Employers should have dress code for avatars says Gartner

Businesses should introduce online dress codes for Avatars used by their staff at Work, the IT analyst Gartner said today.

Avatars are creeping into...

Businesses should introduce online dress codes for Avatars used by their staff at Work, the IT analyst Gartner said today.

Avatars are creeping into business environments and will have far reaching implications for businesses, from policy to dress code, behaviour and computing platform requirements, it said.

The company predicts that by year-end 2013, 70 per cent of businesses will have behaviour guidelines and dress codes established for all employees who have avatars associated with the organisation.

Avatars are two- or-three dimensional objects that usuallyu resemble a human and are often animated and controlled remotely by a person in a virtual or 3-D internet environment. In a business setting they are used as visual representations of people, the firm said.

"As the use of virtual environments for business purposes grows, businesses need to understand how employees are using avatars in ways that might affect the business or the business's reputation," said James Lundy, managing vice president at Gartner.

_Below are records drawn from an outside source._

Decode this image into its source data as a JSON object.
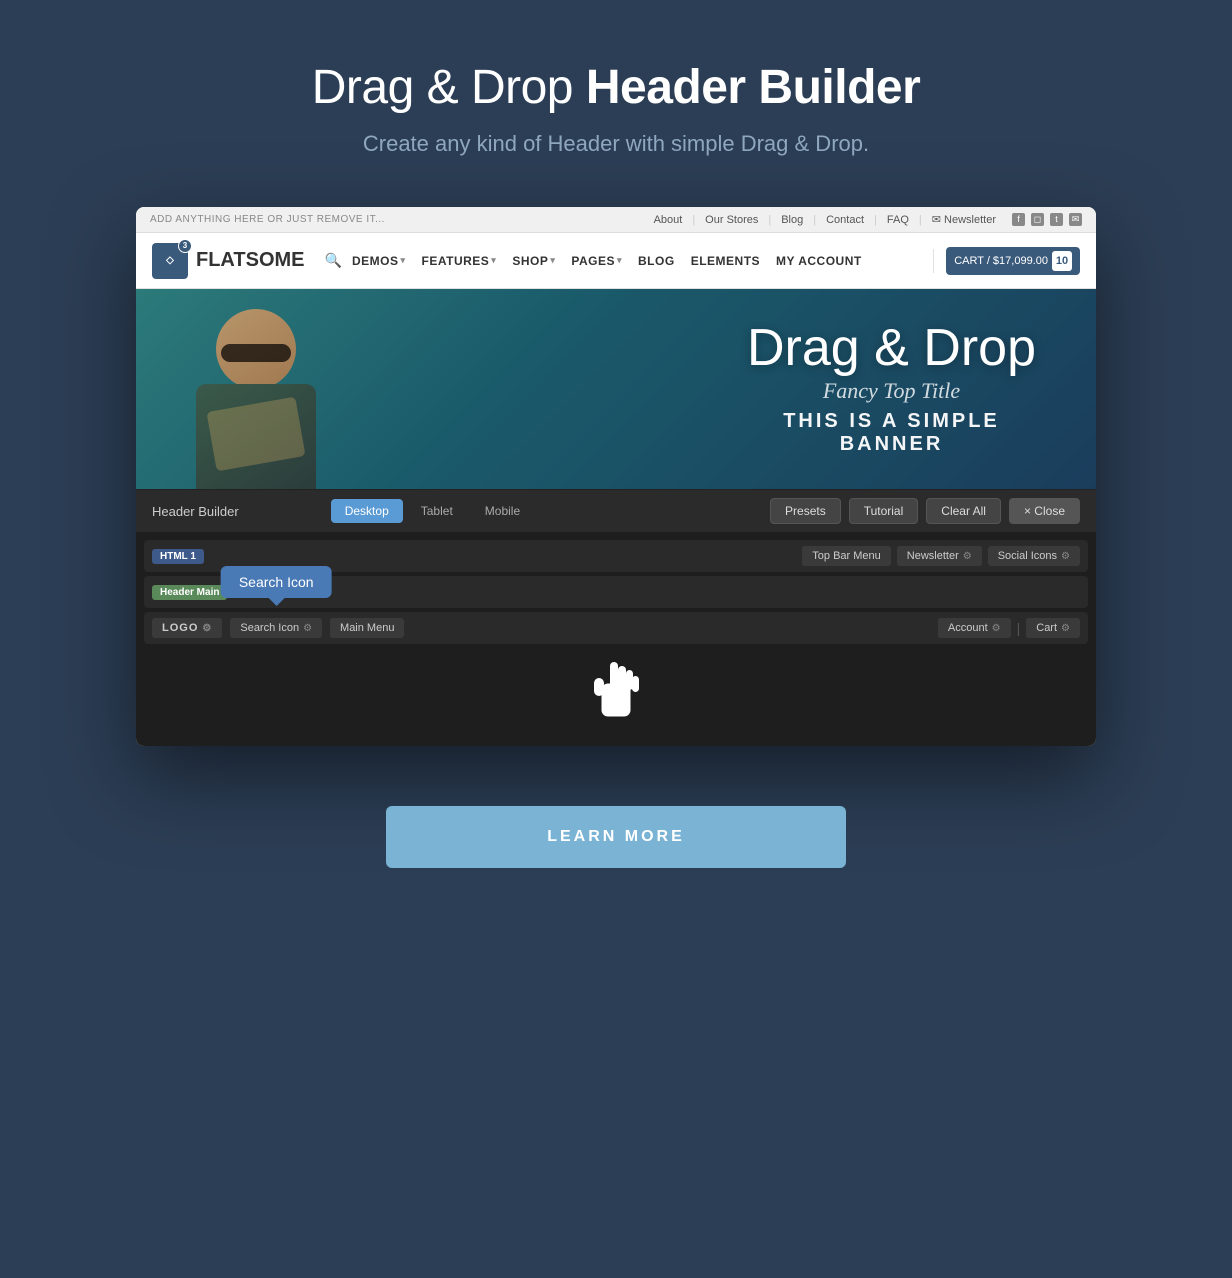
{
  "page": {
    "title_light": "Drag & Drop ",
    "title_bold": "Header Builder",
    "subtitle": "Create any kind of Header with simple Drag & Drop."
  },
  "topbar": {
    "left_text": "ADD ANYTHING HERE OR JUST REMOVE IT...",
    "nav_items": [
      "About",
      "Our Stores",
      "Blog",
      "Contact",
      "FAQ"
    ],
    "newsletter_label": "Newsletter"
  },
  "main_nav": {
    "logo_text": "FLATSOME",
    "logo_number": "3",
    "nav_items": [
      "DEMOS",
      "FEATURES",
      "SHOP",
      "PAGES",
      "BLOG",
      "ELEMENTS",
      "MY ACCOUNT"
    ],
    "cart_label": "CART / $17,099.00",
    "cart_count": "10"
  },
  "banner": {
    "title": "Drag & Drop",
    "fancy_title": "Fancy Top Title",
    "subtitle_line1": "THIS IS A SIMPLE",
    "subtitle_line2": "BANNER"
  },
  "header_builder": {
    "label": "Header Builder",
    "device_tabs": [
      "Desktop",
      "Tablet",
      "Mobile"
    ],
    "active_tab": "Desktop",
    "buttons": [
      "Presets",
      "Tutorial",
      "Clear All",
      "× Close"
    ],
    "html_label": "HTML 1",
    "header_main_label": "Header Main",
    "top_row_widgets": [
      "Top Bar Menu",
      "Newsletter",
      "Social Icons"
    ],
    "main_row_left": [
      "Search Icon",
      "Main Menu"
    ],
    "logo_label": "LOGO",
    "right_widgets": [
      "Account",
      "Cart"
    ],
    "tooltip_text": "Search Icon"
  },
  "learn_more": {
    "label": "LEARN MORE"
  }
}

"We advise establishing codes of behaviour that apply in any circumstance when an employee is acting as a company representative, whether in a real or virtual environment. Addendums, specific to virtual environments can be added as required."

Gartner has identified six guidelines that organisations can follow to make the best use of avatars:

1.Help users learn to control their avatars. For most people, controlling and using an avatar is not viewed as intuitive or easy, but like any skill, after a few sessions a user can master the basics.

2. Recognise that users will have a personal affinity with their avatar. Users often take pride in their avatar and dress them up or down. Establish a dress codes if the avatar is being used for company business.

3. Educate users on the risks and responsibilities of reputation management. Organisations can avoid problems with employees mixing their personal and professional avatar interaction and activities by suggesting that employees use one avatar for their work interactions and another avatar for personal activities.

4. Extend the code of conduct to include avatars in 3-D virtual environments. Just as with social networking sites and individual web pages where employees participate as representatives of their employer, an avatar's behaviour and appearance are a reflection of the individual and the company they work for.

5. Explore the business case for avatars. Justifying avatar use in a business setting is becoming easier, in part because avatar use is gaining wider acceptance. Training and virtual meetings are the top use cases, and one of the main reasons for the increased use of avatars is cost.

6. Encourage employees to use Avatars and run corporate pilots. Web meetings are emerging as an important new use case for virtual environments, and this may be a good point at which to start learning about the issues and opportunities surrounding users and avatars.